Say it Ain’t So Joel

This is disturbing on several levels. No, I don’t know Joel Spolsky but I feel like I do because I’ve been reading his work for years. He’s not just an expert on software development, he’s a very good writer and thinker. I’ve quoted him a lot.

So what’s disturbing? In Let’s Take This Offline Joel’s saying he’s going to stop blogging. That’s bad enough, because there aren’t that many thoughtful eloquent software developers around. But what’s worse is his reason (quoting):

The truth is, as much as I’ve enjoyed it, blogging has become increasingly impossible to do the way I want to as Fog Creek has become a larger company. We now have 32 employees and at least six substantial product lines. We have so many customers that I can’t always write freely without inadvertently insulting one of them. And my daily duties now take so much time that it has become a major effort to post something thoughtful even once or twice a month.

The best evidence also suggests that there are many other effective ways to market Fog Creek’s products — and that our historical overreliance on blogging as a marketing channel has meant that we’ve ignored them. I realize now that blogging made me, and Fog Creek, a big fish in a very small pond. As a result, we have the undisputed No. 1 product among the 5 percent to 10 percent of programmers who regularly read blogs about programming. Meanwhile, we’re almost unknown in every other demographic.

I think that’s a real business mistake. As I write this and as you read it, of course, we should both recognize that I know absolutely nothing about the specific business of Fog Creek software, so I’m probably way off base here. But then, in defense of what I’m about to say, I am relying on Joel’s own words. I’m taking him at his word.

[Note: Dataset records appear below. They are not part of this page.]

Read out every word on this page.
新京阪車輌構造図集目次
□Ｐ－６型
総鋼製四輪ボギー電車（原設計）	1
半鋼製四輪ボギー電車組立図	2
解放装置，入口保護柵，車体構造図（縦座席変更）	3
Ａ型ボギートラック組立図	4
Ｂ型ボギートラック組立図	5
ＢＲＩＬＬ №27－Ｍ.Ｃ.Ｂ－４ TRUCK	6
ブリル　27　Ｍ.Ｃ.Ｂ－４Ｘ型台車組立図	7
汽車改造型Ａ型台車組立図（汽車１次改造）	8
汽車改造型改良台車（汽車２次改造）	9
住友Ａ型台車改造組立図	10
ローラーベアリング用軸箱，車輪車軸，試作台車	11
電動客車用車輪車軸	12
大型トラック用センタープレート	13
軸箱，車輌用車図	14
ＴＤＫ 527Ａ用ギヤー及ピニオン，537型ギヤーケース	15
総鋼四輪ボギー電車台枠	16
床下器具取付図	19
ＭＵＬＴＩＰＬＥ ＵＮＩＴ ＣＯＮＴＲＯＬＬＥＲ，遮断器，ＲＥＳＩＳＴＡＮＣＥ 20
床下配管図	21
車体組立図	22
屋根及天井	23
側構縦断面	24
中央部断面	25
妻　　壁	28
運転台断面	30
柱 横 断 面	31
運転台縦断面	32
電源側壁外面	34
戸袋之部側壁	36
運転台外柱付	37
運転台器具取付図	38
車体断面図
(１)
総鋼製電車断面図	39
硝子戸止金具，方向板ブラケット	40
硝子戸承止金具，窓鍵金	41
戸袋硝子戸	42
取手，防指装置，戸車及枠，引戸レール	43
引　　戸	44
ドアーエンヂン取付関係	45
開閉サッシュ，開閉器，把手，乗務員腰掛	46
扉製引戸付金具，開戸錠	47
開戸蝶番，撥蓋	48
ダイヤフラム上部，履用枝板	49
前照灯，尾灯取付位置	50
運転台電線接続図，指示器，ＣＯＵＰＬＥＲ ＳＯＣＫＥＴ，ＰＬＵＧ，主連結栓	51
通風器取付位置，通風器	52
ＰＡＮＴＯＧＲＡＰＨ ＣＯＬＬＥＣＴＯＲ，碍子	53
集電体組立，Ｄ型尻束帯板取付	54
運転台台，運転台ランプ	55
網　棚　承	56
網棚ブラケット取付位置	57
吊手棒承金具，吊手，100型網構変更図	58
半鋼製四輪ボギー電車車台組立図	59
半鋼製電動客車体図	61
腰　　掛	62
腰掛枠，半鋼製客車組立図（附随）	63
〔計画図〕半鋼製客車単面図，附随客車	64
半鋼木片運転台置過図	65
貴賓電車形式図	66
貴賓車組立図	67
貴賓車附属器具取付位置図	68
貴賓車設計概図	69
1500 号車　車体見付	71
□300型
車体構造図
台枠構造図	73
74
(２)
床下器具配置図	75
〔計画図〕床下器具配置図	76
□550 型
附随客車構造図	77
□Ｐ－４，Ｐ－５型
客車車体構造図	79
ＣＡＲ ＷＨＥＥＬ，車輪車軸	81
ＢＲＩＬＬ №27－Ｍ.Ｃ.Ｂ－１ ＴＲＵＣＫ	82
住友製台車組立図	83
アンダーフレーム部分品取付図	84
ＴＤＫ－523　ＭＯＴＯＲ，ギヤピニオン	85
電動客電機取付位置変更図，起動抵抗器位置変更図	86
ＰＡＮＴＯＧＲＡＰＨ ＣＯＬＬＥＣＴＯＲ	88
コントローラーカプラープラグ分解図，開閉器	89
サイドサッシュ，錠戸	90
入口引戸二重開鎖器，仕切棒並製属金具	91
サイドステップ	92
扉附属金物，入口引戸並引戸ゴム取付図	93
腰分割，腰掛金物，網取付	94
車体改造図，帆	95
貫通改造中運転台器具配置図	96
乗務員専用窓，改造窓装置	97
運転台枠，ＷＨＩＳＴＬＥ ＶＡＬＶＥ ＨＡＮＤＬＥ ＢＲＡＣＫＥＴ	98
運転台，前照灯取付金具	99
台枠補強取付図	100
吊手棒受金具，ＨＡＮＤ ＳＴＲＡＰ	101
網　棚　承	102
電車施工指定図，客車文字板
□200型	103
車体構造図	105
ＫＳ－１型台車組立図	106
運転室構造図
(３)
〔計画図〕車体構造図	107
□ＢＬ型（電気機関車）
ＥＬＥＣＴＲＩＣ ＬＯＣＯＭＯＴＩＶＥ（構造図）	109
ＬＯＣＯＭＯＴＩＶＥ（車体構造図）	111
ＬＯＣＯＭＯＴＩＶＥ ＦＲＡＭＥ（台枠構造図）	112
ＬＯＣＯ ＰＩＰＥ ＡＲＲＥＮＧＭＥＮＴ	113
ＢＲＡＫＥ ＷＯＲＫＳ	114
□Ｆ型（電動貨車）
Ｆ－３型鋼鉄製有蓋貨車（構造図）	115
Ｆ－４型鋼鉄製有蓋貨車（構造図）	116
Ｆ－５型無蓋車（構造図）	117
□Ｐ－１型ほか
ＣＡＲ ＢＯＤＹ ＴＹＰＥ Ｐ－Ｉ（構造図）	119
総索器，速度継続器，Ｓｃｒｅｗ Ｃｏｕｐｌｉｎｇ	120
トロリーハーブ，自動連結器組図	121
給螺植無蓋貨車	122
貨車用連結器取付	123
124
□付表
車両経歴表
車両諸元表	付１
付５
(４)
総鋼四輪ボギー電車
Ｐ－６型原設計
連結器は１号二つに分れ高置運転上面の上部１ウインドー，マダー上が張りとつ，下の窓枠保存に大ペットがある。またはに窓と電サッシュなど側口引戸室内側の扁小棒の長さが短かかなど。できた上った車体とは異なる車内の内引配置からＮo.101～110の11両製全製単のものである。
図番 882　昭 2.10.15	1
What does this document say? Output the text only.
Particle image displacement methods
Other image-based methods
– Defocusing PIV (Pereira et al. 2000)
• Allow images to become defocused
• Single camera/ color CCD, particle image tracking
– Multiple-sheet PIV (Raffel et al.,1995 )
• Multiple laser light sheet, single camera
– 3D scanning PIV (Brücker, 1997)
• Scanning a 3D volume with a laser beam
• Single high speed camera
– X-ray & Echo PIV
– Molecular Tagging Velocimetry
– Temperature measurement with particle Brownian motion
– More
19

The mistake here is related to one of my favorite quotes: “I don’t know the secret to success, but the secret to failure is trying to please everybody.”

I think every company needs to recognize its strengths and weaknesses. Sure, you try to bolster the weaknesses over time, but never give up a strength. Here’s my message to Joel:

Joel, your blogging is your stronghold. It’s all about focus. You can’t do everything. Having a clear and well-identified strength is really important. Keep it. Use it to defend your business while you expand elsewhere. You don’t have to give that up in order to broaden channels. You’ve got a business going, you have revenue, you can hire people to do those other things, open those other channels. If you look, you’ll find people who know how to do that, and can do it better than you will. Keep your writing and build on it.